Using Apache HiveQL
Also available as:
PDF

Create, use, and drop an external table

You must use an external table, which is a table that Hive does not manage, to import data from a file on HDFS, or from another file system, into Hive.

This task shows how to create an external table, store the data in Hive using a managed table, and drop the external table. You create an external table and load data from a file into the table. You then use a Hive managed table to store the data in Hive. This task demonstrates that a major difference between an external and a managed (internal) table is the persistence of table data on the files system after a DROP TABLE statement.

  • External table drop: Hive drops only the metadata, which consists mainly of the schema definition.
  • Managed table drop: Hive deletes the data and the metadata stored in the Hive warehouse.

The external table data, which exists on the files system outside Hive, remains on the file system after you drop the external table. You can make the data available once again by issuing another CREATE EXTERNAL TABLE statement to load the data from the file system.

This task also shows how to use the LOCATION clause in the CREATE TABLE statement to specify the location of an external table as shown below; otherwise, Hive uses the location specified by hive.metastore.warehouse.dir. Specifying a database location in the CREATE DATABASE command, for example CREATE DATABASE <managed table db name> LOCATION '<path>' works for managed tables only.

As administrator, you need to add ACLs to allow groups or users to create databases and tables on the file system when using Storage-Based Authorization (SBA).

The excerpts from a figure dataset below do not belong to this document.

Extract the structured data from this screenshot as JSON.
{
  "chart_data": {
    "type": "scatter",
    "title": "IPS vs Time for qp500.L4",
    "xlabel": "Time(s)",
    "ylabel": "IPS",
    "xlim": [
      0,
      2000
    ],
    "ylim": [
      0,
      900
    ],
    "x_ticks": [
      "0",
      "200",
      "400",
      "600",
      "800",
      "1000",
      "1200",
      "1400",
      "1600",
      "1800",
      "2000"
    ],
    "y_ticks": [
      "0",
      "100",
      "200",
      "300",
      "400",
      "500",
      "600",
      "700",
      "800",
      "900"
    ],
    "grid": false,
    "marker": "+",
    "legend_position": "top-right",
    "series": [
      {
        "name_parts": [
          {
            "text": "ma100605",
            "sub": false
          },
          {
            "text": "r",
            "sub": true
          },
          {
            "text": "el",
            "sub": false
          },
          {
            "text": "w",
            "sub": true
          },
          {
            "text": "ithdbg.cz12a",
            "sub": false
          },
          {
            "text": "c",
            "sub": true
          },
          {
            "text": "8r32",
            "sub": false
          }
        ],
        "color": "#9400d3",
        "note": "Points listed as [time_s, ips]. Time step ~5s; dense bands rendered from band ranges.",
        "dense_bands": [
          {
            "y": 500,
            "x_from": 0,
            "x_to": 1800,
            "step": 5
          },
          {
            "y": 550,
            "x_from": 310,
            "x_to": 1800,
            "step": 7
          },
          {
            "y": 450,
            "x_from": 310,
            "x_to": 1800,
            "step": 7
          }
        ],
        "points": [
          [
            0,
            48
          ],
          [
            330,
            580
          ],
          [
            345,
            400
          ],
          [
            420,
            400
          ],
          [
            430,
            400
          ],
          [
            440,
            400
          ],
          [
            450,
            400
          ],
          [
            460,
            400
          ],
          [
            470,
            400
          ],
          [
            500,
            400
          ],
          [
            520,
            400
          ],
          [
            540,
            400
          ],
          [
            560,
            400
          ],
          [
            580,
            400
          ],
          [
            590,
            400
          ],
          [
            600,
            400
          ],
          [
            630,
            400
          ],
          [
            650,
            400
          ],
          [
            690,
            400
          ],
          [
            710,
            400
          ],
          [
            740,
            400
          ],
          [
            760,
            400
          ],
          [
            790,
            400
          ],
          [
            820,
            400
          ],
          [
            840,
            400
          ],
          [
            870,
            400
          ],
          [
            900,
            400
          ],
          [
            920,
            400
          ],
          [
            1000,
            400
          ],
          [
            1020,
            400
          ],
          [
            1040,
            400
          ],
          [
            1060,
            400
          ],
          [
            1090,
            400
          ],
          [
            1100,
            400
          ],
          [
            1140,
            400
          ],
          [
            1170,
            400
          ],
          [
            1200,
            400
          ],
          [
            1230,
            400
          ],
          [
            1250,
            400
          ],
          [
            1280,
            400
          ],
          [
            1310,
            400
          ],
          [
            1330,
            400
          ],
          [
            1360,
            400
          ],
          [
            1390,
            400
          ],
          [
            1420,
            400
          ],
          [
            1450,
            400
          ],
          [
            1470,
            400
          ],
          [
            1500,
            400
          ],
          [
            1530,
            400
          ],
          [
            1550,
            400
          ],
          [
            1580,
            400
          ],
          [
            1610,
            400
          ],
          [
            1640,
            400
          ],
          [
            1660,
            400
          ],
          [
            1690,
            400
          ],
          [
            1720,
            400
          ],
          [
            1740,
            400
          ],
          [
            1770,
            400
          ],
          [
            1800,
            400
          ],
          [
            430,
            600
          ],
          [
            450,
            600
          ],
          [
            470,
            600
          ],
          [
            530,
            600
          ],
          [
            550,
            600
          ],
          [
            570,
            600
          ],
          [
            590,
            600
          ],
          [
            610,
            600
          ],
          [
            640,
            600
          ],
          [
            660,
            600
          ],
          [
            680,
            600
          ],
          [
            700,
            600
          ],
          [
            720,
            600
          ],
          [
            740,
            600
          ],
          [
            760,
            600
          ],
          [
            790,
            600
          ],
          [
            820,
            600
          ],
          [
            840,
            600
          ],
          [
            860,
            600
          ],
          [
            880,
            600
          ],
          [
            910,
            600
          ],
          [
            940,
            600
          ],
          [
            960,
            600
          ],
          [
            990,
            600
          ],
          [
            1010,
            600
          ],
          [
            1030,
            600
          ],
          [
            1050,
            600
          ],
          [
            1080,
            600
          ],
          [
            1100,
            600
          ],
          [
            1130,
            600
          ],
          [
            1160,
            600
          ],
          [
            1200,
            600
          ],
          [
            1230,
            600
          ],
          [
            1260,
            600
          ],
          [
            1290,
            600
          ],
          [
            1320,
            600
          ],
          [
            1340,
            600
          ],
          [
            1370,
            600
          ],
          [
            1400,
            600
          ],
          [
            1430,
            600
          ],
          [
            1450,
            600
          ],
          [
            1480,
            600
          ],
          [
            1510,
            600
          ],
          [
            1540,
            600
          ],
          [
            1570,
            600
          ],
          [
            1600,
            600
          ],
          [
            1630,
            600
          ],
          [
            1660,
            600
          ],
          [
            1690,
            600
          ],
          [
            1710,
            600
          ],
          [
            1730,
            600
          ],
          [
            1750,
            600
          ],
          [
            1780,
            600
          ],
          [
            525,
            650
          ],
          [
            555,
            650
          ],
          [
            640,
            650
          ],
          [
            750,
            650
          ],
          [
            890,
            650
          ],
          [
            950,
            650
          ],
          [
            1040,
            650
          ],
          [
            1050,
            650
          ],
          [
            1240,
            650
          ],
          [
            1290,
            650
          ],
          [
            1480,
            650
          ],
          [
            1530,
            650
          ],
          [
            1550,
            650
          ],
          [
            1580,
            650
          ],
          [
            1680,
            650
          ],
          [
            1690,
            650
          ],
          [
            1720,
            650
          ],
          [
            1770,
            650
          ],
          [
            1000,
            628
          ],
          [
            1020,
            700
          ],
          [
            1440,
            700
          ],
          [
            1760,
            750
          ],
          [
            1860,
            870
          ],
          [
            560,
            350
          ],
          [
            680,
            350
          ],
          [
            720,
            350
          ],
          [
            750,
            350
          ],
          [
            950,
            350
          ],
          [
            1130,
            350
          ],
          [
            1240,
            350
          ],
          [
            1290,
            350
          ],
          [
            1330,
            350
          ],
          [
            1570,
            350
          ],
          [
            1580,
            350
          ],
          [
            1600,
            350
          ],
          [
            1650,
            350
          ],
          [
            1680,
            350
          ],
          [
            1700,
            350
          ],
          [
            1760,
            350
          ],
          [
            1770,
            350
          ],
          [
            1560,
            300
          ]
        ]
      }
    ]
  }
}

  1. Create a text file named students.csv that contains the following lines.
    1,jane,doe,senior,mathematics
    2,john,smith,junior,engineering               
  2. Create a directory on HDFS in the users directory called names, and put students.csv in the directory.
    Enter the following Hadoop command on the command-line of a node in your cluster:
    hdfs dfs -mkdir /tmp/names
    hdfs dfs -put students.csv /tmp/names
    hdfs dfs -chmod 777 /tmp/names
  3. Type hive on the command line of a node on your cluster to start the Hive shell.
  4. Create an external table schema definition that specifies the text format, loads data from students.csv located in /tmp/names, and stores the external table in a /hive subdirectory of /tmp/names.
    0:jdbc:hive2://c7402.ambari.apache.org:2181,> CREATE EXTERNAL TABLE IF NOT EXISTS names_text(
      student_ID INT, FirstName STRING, LastName STRING,    
      year STRING, Major STRING)
      COMMENT 'Student Names'
      ROW FORMAT DELIMITED
      FIELDS TERMINATED BY ','
      STORED AS TEXTFILE
      LOCATION '/tmp/names';
  5. Verify that the student names are stored in the external table.
    0: jdbc:hive2://c7402.ambari.apache.org:2181,> SELECT * FROM names_text;
  6. Create the schema for a managed table.
    0: jdbc:hive2://c7402.ambari.apache.org:2181,> CREATE TABLE IF NOT EXISTS Names(
      student_ID INT, FirstName STRING, LastName STRING,    
      year STRING, Major STRING)
      COMMENT 'Student Names'
      STORED AS ORC;
  7. Verify that the student names are stored in the external table.
    0: jdbc:hive2://c7402.ambari.apache.org:2181,> SELECT * FROM Names;
  8. Move the external table data to the managed table.
    0: jdbc:hive2://c7402.ambari.apache.org:2181,> INSERT OVERWRITE TABLE Names SELECT * FROM names_text;
  9. Verify that the data from the external table resides in the managed table, drop the external table, and the external table schema definition, on the other hand, is lost.
    DROP TABLE Names_text;
    Select * from Names; // Names returned from the managed table
    Select * from names_text; // External table schema definition is lost                 
    The results from the managed table Names appears in the output. The query to select names_text returns no results because the external table schema is lost. The students.csv file on HDFS containing student names data remains intact.